Martell vio cómo los venusinos de casta superior entraban solemnemente en los vehículos que esperaban y se alejaban. No quedó ningún taxi. Los diez pasajeros marcianos de la nave montaron en un taxi aparcado al otro lado de la terminal. Martell volvió a entrar en el edificio. Los venusinos de casta inferior le observaron con el rostro ceñudo.

—¿Cuándo podré conseguir un taxi que me lleve a la ciudad? —preguntó Martell.

—No podrá. Hoy ya no volverán.

—En ese caso, llamaré a la embajada marciana. Enviarán un vehículo para que me recoja.

—¿Está seguro? ¿Por qué se iban a molestar?
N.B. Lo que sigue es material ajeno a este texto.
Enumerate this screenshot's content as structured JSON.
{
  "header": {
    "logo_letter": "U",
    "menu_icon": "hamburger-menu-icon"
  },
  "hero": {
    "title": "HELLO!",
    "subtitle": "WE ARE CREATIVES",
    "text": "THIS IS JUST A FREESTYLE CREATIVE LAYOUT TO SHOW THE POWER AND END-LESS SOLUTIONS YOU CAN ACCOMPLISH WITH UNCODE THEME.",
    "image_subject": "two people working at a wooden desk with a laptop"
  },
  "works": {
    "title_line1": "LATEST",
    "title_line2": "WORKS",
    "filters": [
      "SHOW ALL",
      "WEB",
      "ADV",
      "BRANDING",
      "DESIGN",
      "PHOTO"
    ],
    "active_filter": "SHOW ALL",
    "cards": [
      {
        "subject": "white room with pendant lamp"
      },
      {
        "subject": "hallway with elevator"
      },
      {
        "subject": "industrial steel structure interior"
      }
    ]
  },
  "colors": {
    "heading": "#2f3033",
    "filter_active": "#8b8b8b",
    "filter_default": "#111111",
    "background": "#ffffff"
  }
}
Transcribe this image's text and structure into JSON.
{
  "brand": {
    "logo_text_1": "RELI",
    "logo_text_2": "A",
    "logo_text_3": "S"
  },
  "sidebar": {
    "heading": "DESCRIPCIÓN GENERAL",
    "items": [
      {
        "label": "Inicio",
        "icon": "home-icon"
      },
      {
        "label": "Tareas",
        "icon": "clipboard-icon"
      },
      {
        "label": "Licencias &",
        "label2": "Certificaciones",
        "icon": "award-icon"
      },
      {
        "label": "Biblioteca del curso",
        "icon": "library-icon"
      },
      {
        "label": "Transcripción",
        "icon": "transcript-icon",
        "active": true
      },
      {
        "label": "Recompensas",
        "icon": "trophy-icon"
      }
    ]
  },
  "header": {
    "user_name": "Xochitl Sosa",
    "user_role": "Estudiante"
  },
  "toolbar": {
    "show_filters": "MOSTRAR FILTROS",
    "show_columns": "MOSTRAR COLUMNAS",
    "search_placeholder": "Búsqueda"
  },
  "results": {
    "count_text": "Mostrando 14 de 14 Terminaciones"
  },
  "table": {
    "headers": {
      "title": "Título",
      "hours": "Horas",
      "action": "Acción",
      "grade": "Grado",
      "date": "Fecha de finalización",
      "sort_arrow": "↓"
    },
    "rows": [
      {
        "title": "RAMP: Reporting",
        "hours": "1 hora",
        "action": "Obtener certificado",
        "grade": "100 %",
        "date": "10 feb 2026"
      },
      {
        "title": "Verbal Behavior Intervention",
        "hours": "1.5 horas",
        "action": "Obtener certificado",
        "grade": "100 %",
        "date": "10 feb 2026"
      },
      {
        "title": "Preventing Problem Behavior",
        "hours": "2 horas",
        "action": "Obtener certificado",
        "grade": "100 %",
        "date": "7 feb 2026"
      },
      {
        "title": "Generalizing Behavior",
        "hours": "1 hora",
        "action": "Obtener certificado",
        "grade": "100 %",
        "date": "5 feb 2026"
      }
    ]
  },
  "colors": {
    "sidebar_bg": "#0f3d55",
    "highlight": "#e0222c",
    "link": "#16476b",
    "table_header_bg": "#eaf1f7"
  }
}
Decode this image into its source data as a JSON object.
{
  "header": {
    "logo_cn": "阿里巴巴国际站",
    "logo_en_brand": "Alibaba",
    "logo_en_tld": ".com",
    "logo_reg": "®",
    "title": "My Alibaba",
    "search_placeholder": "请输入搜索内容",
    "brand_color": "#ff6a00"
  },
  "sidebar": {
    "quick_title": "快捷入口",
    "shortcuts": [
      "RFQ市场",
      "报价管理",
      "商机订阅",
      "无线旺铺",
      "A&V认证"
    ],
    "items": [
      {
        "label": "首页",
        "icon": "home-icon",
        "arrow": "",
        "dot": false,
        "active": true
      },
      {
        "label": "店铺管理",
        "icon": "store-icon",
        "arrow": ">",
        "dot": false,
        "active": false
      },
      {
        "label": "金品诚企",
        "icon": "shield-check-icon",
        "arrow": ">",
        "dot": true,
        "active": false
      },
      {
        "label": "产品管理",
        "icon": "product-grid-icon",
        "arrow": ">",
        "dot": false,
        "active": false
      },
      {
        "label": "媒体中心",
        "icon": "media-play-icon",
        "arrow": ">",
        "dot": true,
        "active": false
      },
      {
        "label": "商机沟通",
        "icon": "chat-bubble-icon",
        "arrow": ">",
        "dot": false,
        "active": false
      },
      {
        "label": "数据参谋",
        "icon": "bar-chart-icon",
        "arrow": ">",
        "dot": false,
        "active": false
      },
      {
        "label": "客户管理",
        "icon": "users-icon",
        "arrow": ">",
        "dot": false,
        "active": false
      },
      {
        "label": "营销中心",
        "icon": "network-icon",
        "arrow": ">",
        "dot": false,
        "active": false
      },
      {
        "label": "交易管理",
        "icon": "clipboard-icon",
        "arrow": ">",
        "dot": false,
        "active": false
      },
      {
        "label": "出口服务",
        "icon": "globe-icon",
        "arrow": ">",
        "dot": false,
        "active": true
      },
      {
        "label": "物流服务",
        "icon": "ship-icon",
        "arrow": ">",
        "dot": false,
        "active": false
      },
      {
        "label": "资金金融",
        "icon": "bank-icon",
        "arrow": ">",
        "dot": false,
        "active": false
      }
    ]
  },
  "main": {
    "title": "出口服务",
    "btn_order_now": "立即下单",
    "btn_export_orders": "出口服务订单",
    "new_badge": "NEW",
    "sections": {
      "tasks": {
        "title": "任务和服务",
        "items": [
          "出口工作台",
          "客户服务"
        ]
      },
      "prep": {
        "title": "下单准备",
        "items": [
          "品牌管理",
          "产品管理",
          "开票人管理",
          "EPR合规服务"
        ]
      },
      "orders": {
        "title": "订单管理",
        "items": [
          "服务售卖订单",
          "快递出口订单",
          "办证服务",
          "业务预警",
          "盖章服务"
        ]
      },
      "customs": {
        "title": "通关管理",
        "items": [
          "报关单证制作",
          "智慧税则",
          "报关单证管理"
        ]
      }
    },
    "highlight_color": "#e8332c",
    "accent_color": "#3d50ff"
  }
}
—Quizá tenga razón. Será mejor que vaya andando.

La reacción de los marcianos recompensó su bravata. Le miraron sorprendidos y asombrados. Quizá también admirados, como si pensaran que estaba loco. El hermano Martell salió de la terminal y empezó a caminar, siguiendo una estrecha carretera, mientras su cuerpo alterado respiraba el aire de aquel planeta extraño.